Saturday, April 13, 2019

Honor your father and mother. . .

Honor your father and your mother.

How sad it is that this has become a shell of a commandment.  For most it means flowers and candy or taking Mom out on Mother's Day or watching Dad unwrap his customary tie or BBQ tool while he grills lunch for the family.  It has become a word directed simply to people, to the two people who raised you -- whether they are two moms or two dads or what ever form of parentage happens to pass for mother and father.  It is as if God were simply paving the way for Hallmark and American Greetings and the sentimental industry known for producing greeting cards that are long on flowery words to make up for empty actions or forgotten relationships.

The Ten Commandments are never easy to keep and certainly never as easy as looking for a gift at the last minute on the days set aside for moms and dads on the secular calendar.  There is, as they say, more here than meets the eye.  While the commandment to honor your Father and Mother does certainly refer to your Mom and Dad, it is not simply about them.  It is first and foremost the acknowledgement of the order which God has appointed for this thing we call family.  It is honoring the family as well as Mom and Dad.  It is a call to know God's gracious purpose and saving will through the institution of the family.  The commandment proceeds first from this and then to the individuals.

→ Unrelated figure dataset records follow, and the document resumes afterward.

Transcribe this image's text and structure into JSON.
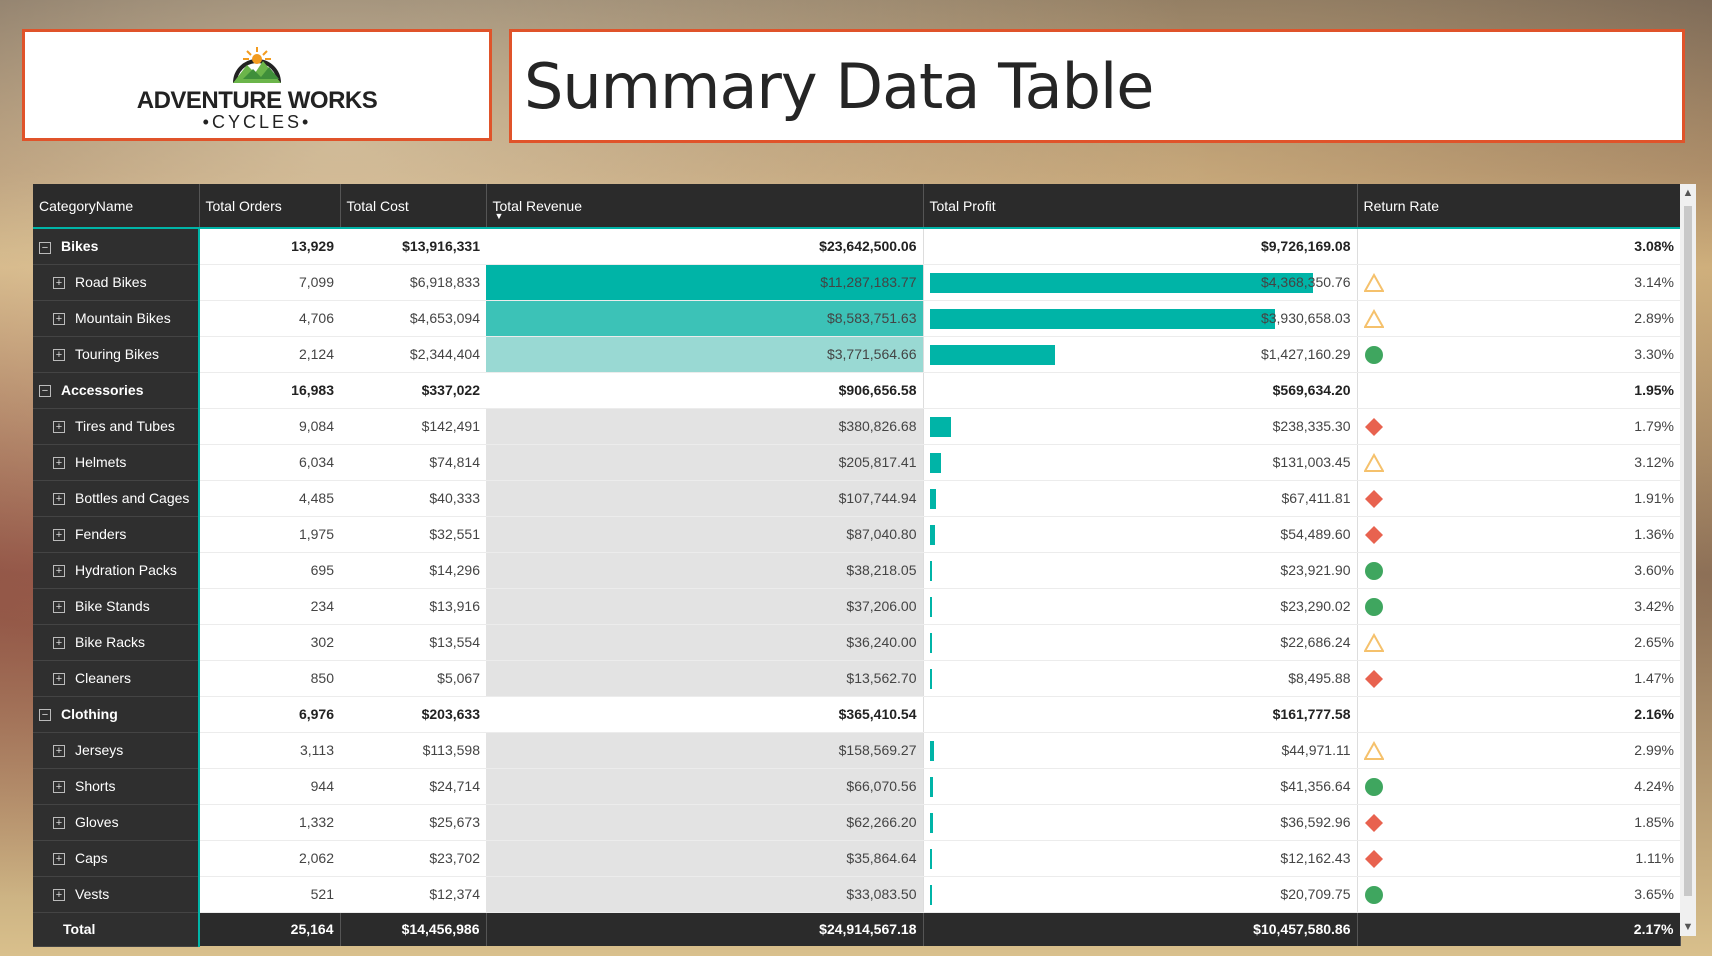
{
  "logo": {
    "line1": "ADVENTURE WORKS",
    "line2": "•CYCLES•"
  },
  "title": "Summary Data Table",
  "columns": [
    "CategoryName",
    "Total Orders",
    "Total Cost",
    "Total Revenue",
    "Total Profit",
    "Return Rate"
  ],
  "sorted_column": "Total Revenue",
  "colors": {
    "accent": "#00b4a7",
    "header_bg": "#2b2b2b",
    "frame": "#e0532a",
    "warn": "#f5c16c",
    "bad": "#e8624f",
    "good": "#3fa65f"
  },
  "rows": [
    {
      "type": "group",
      "name": "Bikes",
      "orders": "13,929",
      "cost": "$13,916,331",
      "revenue": "$23,642,500.06",
      "profit": "$9,726,169.08",
      "return_rate": "3.08%"
    },
    {
      "type": "child",
      "name": "Road Bikes",
      "orders": "7,099",
      "cost": "$6,918,833",
      "revenue": "$11,287,183.77",
      "profit": "$4,368,350.76",
      "return_rate": "3.14%",
      "kpi": "warning-triangle-icon",
      "rev_shade": "#00b4a7",
      "profit_bar": 1.0
    },
    {
      "type": "child",
      "name": "Mountain Bikes",
      "orders": "4,706",
      "cost": "$4,653,094",
      "revenue": "$8,583,751.63",
      "profit": "$3,930,658.03",
      "return_rate": "2.89%",
      "kpi": "warning-triangle-icon",
      "rev_shade": "#3cc2b7",
      "profit_bar": 0.9
    },
    {
      "type": "child",
      "name": "Touring Bikes",
      "orders": "2,124",
      "cost": "$2,344,404",
      "revenue": "$3,771,564.66",
      "profit": "$1,427,160.29",
      "return_rate": "3.30%",
      "kpi": "good-circle-icon",
      "rev_shade": "#99d9d3",
      "profit_bar": 0.327
    },
    {
      "type": "group",
      "name": "Accessories",
      "orders": "16,983",
      "cost": "$337,022",
      "revenue": "$906,656.58",
      "profit": "$569,634.20",
      "return_rate": "1.95%"
    },
    {
      "type": "child",
      "name": "Tires and Tubes",
      "orders": "9,084",
      "cost": "$142,491",
      "revenue": "$380,826.68",
      "profit": "$238,335.30",
      "return_rate": "1.79%",
      "kpi": "bad-diamond-icon",
      "rev_shade": "#e3e3e3",
      "profit_bar": 0.055
    },
    {
      "type": "child",
      "name": "Helmets",
      "orders": "6,034",
      "cost": "$74,814",
      "revenue": "$205,817.41",
      "profit": "$131,003.45",
      "return_rate": "3.12%",
      "kpi": "warning-triangle-icon",
      "rev_shade": "#e3e3e3",
      "profit_bar": 0.03
    },
    {
      "type": "child",
      "name": "Bottles and Cages",
      "orders": "4,485",
      "cost": "$40,333",
      "revenue": "$107,744.94",
      "profit": "$67,411.81",
      "return_rate": "1.91%",
      "kpi": "bad-diamond-icon",
      "rev_shade": "#e3e3e3",
      "profit_bar": 0.015
    },
    {
      "type": "child",
      "name": "Fenders",
      "orders": "1,975",
      "cost": "$32,551",
      "revenue": "$87,040.80",
      "profit": "$54,489.60",
      "return_rate": "1.36%",
      "kpi": "bad-diamond-icon",
      "rev_shade": "#e3e3e3",
      "profit_bar": 0.012
    },
    {
      "type": "child",
      "name": "Hydration Packs",
      "orders": "695",
      "cost": "$14,296",
      "revenue": "$38,218.05",
      "profit": "$23,921.90",
      "return_rate": "3.60%",
      "kpi": "good-circle-icon",
      "rev_shade": "#e3e3e3",
      "profit_bar": 0.006
    },
    {
      "type": "child",
      "name": "Bike Stands",
      "orders": "234",
      "cost": "$13,916",
      "revenue": "$37,206.00",
      "profit": "$23,290.02",
      "return_rate": "3.42%",
      "kpi": "good-circle-icon",
      "rev_shade": "#e3e3e3",
      "profit_bar": 0.006
    },
    {
      "type": "child",
      "name": "Bike Racks",
      "orders": "302",
      "cost": "$13,554",
      "revenue": "$36,240.00",
      "profit": "$22,686.24",
      "return_rate": "2.65%",
      "kpi": "warning-triangle-icon",
      "rev_shade": "#e3e3e3",
      "profit_bar": 0.005
    },
    {
      "type": "child",
      "name": "Cleaners",
      "orders": "850",
      "cost": "$5,067",
      "revenue": "$13,562.70",
      "profit": "$8,495.88",
      "return_rate": "1.47%",
      "kpi": "bad-diamond-icon",
      "rev_shade": "#e3e3e3",
      "profit_bar": 0.002
    },
    {
      "type": "group",
      "name": "Clothing",
      "orders": "6,976",
      "cost": "$203,633",
      "revenue": "$365,410.54",
      "profit": "$161,777.58",
      "return_rate": "2.16%"
    },
    {
      "type": "child",
      "name": "Jerseys",
      "orders": "3,113",
      "cost": "$113,598",
      "revenue": "$158,569.27",
      "profit": "$44,971.11",
      "return_rate": "2.99%",
      "kpi": "warning-triangle-icon",
      "rev_shade": "#e3e3e3",
      "profit_bar": 0.01
    },
    {
      "type": "child",
      "name": "Shorts",
      "orders": "944",
      "cost": "$24,714",
      "revenue": "$66,070.56",
      "profit": "$41,356.64",
      "return_rate": "4.24%",
      "kpi": "good-circle-icon",
      "rev_shade": "#e3e3e3",
      "profit_bar": 0.009
    },
    {
      "type": "child",
      "name": "Gloves",
      "orders": "1,332",
      "cost": "$25,673",
      "revenue": "$62,266.20",
      "profit": "$36,592.96",
      "return_rate": "1.85%",
      "kpi": "bad-diamond-icon",
      "rev_shade": "#e3e3e3",
      "profit_bar": 0.008
    },
    {
      "type": "child",
      "name": "Caps",
      "orders": "2,062",
      "cost": "$23,702",
      "revenue": "$35,864.64",
      "profit": "$12,162.43",
      "return_rate": "1.11%",
      "kpi": "bad-diamond-icon",
      "rev_shade": "#e3e3e3",
      "profit_bar": 0.003
    },
    {
      "type": "child",
      "name": "Vests",
      "orders": "521",
      "cost": "$12,374",
      "revenue": "$33,083.50",
      "profit": "$20,709.75",
      "return_rate": "3.65%",
      "kpi": "good-circle-icon",
      "rev_shade": "#e3e3e3",
      "profit_bar": 0.005
    }
  ],
  "total": {
    "name": "Total",
    "orders": "25,164",
    "cost": "$14,456,986",
    "revenue": "$24,914,567.18",
    "profit": "$10,457,580.86",
    "return_rate": "2.17%"
  }
}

To keep the commandment is not simply about honoring the specific relationship you have with your parents but upholding and preserving the shape of what God has established in the home, of the marriage that is for one man and one woman and endowed with the creative grace of a child, a life long union born not of passion or lust but of sacrificial love and fidelity. This is not about convenience or even about desire but of holiness sustained not by will but by the grace of forgiveness.  God has built creation as male and female and the creation of man and woman and the institution of marriage and family were the crown of His creative work.  It was not a human choice but the creative work of God from the very beginning.  The commandment reaches back into Genesis, male and female He created them, in the image of God he created them, to be fruitful and multiply, to fill the earth and have dominion over all that God had made.

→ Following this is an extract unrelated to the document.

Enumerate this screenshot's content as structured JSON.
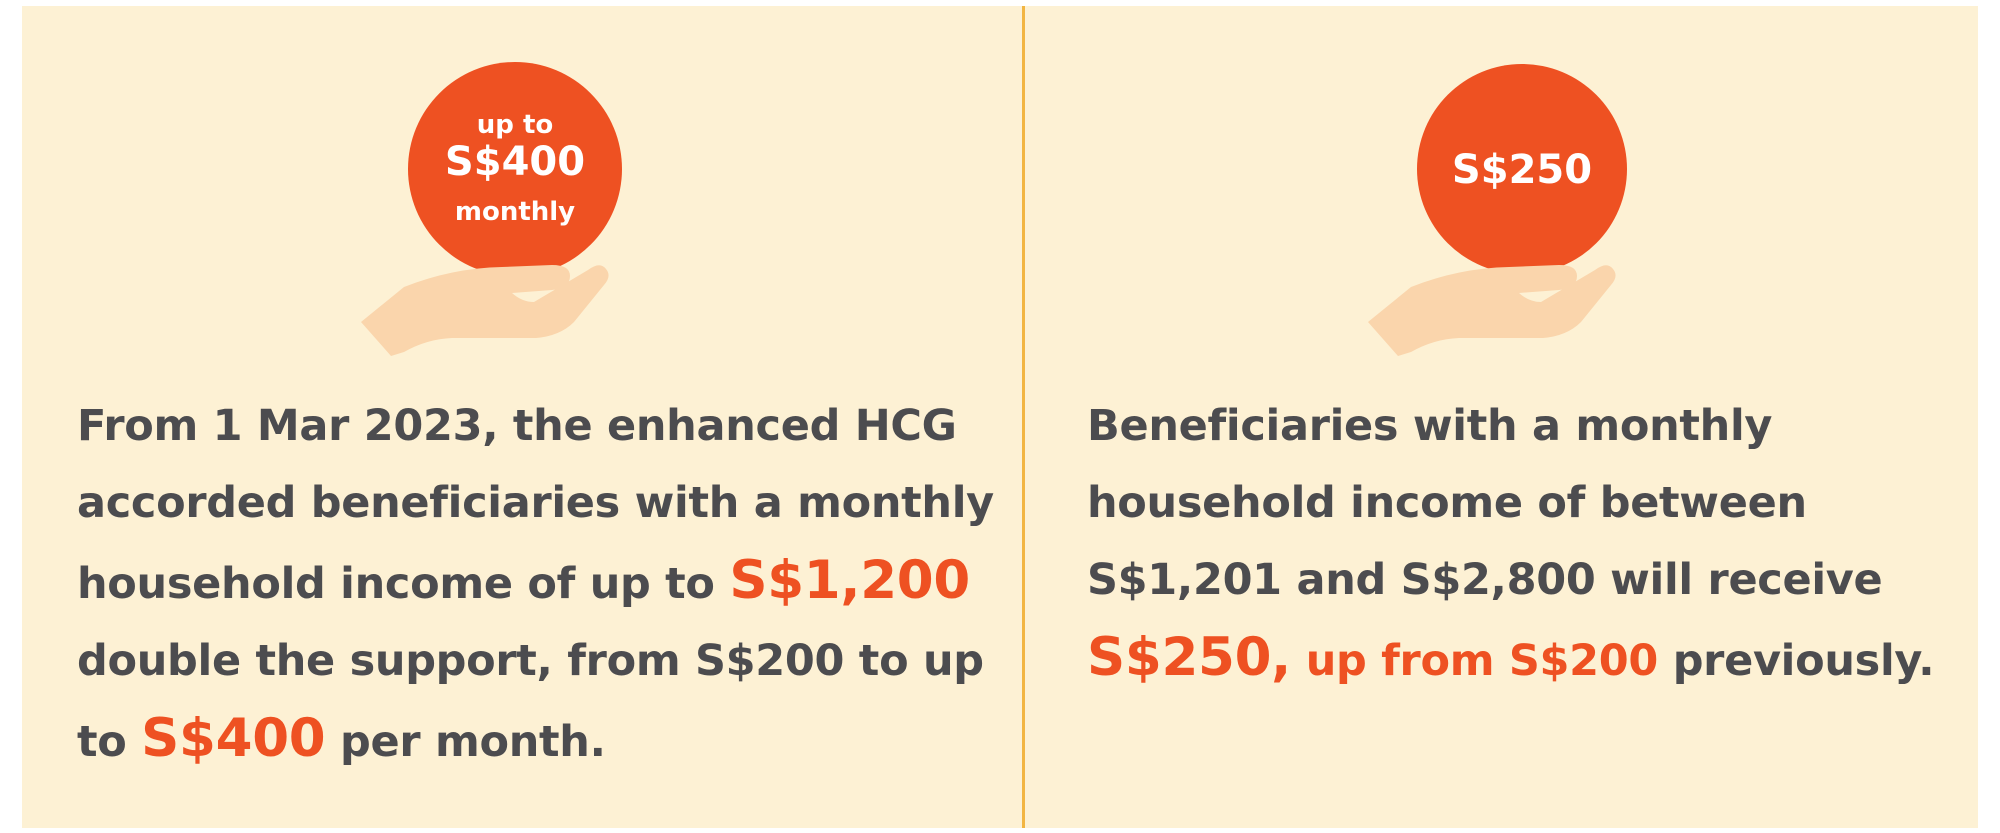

When we dishonor our parents, we are certainly breaking the commandment but when dishonor what God has made and the order of His creation, we dishonor Him.  You cannot isolate moms and dads from the context of the whole.  You cannot interchange the parts and presume that you are preserving what God has made and honoring that creation.  You cannot honor the institution while despising the people whom God has placed within it.  It all goes together.  Perhaps someday we will remember this again but for now even churches seem to have forgotten that this is not a Hallmark moment but a call to see, esteem, and honor what God has done -- on the grand scheme of things and in the home where you dwell.

1 comment:

Anonymous said...

Adult children still have a responsibility to their elderly parents.
They can honor them by providing assistance when it is needed and
being available to visit them personally. Too many aging parents
have been forgotten by their adult children especially those in
Nursing Homes. The Love of Christ compels us to love our parents
in word and deed as long as they live.